Personally, if I'm mixing and matching MIDI-triggered samples and audio drums, I prefer to just record the full acoustic kit as normal, with a close mic on the kick. After recording, I feed the kick signal to Drumagog or KT Drum Trigger drum‑replacer software (there are plenty of other options out there too), which, in turn, triggers drum‑sound software (in my case, BFD). If you use Drumagog, it's pretty easy to blend the sample with the natural sound to get something very usable — and if the spill in other close mics is bothering you, it's usually easy enough to remove the offending kick with gating or a bit of high‑pass filtering. The advantage of working in this way is that the drummer can hear the kick as part of the kit, which might make for a more natural recorded performance.
If you really don't want the acoustic kick present while recording, there are plenty of dedicated kick‑drum pads that can be used in conjunction with a normal kick pedal.
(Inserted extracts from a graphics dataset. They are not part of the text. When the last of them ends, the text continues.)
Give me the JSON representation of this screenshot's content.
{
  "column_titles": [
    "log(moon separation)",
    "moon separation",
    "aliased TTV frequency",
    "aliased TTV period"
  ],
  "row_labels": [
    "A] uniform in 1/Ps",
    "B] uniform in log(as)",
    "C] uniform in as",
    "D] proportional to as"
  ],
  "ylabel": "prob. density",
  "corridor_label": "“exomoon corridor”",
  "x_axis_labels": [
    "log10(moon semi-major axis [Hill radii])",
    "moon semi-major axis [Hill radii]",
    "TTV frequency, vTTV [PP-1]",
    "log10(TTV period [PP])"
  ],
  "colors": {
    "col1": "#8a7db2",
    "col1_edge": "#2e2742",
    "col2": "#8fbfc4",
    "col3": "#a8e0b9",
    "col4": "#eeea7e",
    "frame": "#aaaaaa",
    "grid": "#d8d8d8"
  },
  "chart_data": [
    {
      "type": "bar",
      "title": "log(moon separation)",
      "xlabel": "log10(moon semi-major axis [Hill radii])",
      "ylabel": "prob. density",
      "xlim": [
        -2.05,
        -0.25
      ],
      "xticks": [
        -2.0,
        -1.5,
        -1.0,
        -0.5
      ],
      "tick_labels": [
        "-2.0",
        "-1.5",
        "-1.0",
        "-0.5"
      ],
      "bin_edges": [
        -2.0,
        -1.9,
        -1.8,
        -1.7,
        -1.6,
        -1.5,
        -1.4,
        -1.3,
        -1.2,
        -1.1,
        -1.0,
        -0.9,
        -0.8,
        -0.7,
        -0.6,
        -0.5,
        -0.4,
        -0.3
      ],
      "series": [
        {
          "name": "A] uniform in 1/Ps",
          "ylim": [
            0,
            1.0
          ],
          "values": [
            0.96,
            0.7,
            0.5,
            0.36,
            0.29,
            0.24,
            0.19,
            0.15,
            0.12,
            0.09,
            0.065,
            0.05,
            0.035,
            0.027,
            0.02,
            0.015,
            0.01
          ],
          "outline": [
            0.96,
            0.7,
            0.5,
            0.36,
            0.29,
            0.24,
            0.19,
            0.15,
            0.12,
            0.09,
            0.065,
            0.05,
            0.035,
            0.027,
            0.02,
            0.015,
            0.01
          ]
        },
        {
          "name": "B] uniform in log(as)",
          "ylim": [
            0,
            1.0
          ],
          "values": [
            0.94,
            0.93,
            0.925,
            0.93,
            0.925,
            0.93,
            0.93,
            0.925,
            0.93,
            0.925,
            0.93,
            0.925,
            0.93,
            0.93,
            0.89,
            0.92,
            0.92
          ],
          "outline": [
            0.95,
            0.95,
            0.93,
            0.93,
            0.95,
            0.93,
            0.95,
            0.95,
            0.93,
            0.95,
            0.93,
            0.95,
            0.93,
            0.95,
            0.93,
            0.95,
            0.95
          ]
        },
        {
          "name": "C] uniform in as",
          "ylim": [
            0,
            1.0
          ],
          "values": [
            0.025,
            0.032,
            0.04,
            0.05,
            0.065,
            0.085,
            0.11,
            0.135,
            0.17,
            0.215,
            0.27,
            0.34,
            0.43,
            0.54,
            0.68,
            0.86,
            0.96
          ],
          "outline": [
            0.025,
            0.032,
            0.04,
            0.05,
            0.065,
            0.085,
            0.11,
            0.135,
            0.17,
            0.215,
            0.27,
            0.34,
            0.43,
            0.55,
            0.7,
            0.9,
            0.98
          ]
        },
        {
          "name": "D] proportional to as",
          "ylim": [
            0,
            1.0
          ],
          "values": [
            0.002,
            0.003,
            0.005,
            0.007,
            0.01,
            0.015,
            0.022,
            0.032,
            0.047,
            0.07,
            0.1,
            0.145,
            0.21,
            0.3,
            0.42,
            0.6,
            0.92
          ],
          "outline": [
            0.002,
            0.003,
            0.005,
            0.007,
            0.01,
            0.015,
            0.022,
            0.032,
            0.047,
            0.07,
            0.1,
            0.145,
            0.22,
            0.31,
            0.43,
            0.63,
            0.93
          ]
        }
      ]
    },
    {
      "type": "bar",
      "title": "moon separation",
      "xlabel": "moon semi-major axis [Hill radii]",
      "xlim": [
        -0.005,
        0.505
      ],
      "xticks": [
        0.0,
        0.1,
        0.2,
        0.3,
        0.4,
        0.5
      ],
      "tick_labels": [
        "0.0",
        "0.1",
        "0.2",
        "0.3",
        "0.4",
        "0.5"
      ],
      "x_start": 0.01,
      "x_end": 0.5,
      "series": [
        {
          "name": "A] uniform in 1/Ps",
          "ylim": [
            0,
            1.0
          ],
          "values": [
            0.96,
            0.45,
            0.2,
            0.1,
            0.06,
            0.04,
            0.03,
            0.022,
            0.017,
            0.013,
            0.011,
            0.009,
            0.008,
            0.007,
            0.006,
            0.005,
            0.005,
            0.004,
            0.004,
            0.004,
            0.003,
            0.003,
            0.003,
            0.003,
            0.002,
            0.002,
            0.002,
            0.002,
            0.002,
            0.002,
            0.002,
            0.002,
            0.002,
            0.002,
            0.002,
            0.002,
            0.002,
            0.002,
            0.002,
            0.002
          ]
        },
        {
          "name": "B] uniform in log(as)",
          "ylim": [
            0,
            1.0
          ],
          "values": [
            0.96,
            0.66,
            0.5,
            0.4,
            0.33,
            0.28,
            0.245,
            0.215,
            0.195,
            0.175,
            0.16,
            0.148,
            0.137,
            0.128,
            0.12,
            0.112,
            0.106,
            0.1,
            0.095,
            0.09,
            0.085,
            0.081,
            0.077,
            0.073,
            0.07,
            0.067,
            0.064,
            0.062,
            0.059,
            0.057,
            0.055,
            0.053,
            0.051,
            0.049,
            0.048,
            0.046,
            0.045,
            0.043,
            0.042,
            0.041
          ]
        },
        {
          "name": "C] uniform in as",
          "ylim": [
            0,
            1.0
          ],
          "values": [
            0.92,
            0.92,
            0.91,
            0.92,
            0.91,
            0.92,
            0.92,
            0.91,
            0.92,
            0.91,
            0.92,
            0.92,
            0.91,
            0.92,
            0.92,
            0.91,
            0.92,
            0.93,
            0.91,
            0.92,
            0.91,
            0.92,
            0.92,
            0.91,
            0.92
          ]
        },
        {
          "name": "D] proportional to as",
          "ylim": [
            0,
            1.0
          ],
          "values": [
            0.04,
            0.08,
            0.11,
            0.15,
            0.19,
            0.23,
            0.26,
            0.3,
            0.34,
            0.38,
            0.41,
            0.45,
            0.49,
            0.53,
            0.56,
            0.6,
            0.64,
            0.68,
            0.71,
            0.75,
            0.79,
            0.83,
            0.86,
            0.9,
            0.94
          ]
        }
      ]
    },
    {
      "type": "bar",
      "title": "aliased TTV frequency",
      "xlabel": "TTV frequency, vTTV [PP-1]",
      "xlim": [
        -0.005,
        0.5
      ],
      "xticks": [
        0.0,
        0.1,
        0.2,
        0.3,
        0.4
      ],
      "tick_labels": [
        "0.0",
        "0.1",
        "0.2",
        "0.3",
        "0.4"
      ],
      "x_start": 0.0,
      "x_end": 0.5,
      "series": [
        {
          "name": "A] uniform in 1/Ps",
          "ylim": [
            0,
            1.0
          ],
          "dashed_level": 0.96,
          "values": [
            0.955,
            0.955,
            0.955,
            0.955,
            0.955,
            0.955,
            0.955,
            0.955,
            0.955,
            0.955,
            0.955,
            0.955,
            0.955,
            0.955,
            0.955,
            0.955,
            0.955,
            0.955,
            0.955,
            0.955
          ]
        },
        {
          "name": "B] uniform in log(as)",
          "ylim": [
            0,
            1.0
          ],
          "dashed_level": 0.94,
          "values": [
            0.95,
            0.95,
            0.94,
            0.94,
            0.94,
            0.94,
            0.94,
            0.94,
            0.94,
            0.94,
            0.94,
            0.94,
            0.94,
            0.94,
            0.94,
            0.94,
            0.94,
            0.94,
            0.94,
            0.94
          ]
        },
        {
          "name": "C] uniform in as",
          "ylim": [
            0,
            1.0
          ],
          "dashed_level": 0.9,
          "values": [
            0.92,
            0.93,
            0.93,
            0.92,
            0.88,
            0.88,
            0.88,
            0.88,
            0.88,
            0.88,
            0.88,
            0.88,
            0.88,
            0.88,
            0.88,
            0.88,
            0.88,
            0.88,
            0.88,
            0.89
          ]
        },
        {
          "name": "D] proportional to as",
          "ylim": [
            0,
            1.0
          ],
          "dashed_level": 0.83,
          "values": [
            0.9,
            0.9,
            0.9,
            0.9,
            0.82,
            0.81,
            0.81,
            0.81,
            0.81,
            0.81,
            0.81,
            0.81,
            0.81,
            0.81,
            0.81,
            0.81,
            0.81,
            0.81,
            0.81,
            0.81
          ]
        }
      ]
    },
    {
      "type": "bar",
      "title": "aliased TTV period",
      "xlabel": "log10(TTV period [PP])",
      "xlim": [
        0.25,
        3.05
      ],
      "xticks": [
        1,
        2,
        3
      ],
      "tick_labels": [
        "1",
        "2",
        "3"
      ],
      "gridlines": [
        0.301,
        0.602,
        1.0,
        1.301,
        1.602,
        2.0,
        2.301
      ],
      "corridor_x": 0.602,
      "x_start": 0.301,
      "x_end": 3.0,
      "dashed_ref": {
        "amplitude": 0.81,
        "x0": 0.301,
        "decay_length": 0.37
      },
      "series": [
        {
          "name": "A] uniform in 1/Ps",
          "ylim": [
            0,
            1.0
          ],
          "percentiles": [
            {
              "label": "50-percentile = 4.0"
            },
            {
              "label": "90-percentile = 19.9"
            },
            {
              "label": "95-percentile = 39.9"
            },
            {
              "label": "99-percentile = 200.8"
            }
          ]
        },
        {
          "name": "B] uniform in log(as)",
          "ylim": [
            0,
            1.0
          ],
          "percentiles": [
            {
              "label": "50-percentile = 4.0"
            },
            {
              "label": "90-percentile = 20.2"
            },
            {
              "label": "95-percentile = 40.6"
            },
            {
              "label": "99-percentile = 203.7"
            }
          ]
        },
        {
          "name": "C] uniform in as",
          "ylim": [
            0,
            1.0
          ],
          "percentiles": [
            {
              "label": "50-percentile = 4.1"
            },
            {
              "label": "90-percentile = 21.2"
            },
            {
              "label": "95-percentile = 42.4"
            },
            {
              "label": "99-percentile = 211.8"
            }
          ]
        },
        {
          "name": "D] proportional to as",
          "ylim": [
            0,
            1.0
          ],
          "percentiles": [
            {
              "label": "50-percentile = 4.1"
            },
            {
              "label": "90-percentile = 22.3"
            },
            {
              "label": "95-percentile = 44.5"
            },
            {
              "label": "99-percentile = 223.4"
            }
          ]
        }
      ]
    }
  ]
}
There's one on my Roland TD6K V‑Drums kit, for example, and there are plenty of similar models on the market from Yamaha, Clavia, Alesis and others. However, most of these require a drum brain to turn each pedal hit into a MIDI signal that can be sent into the computer — which begins to seem a bit expensive for your purposes.
Another, cheaper, option would be to create a similar pad yourself. It should be easy enough to use a contact mic, suitably protected by a bit of rubber. You can send the resulting audio signal through your drum triggering/replacement software but, importantly, it doesn't matter what sort of sound you get (even if it is horribly distorted), because you're not going to listen to it: you're just using it as a trigger. You can pick up a contact mic for under a pound, and the required software for a donation of your choice (KT Drum Trigger, from www.smartelectronix.com). If you can give the drummer a suitable pad to stomp on, you might not even need a proper kick pedal for this. If this doesn't appeal, you could always try mapping any MIDI foot controller's switch to trigger a MIDI note and use that instead.
Finally, you say that your kick drum sounds "rubbish” and it seems that you're seeking not an 'electro' or unusual kick sound, just a better one. In light of that, it's probably worth having a good look at your kick drum itself, checking that it's tuned as well as it possibly can be, and if not, tuning it. It might even be worth replacing it with a better‑sounding kick drum, as an alternative to the more complicated MIDI route.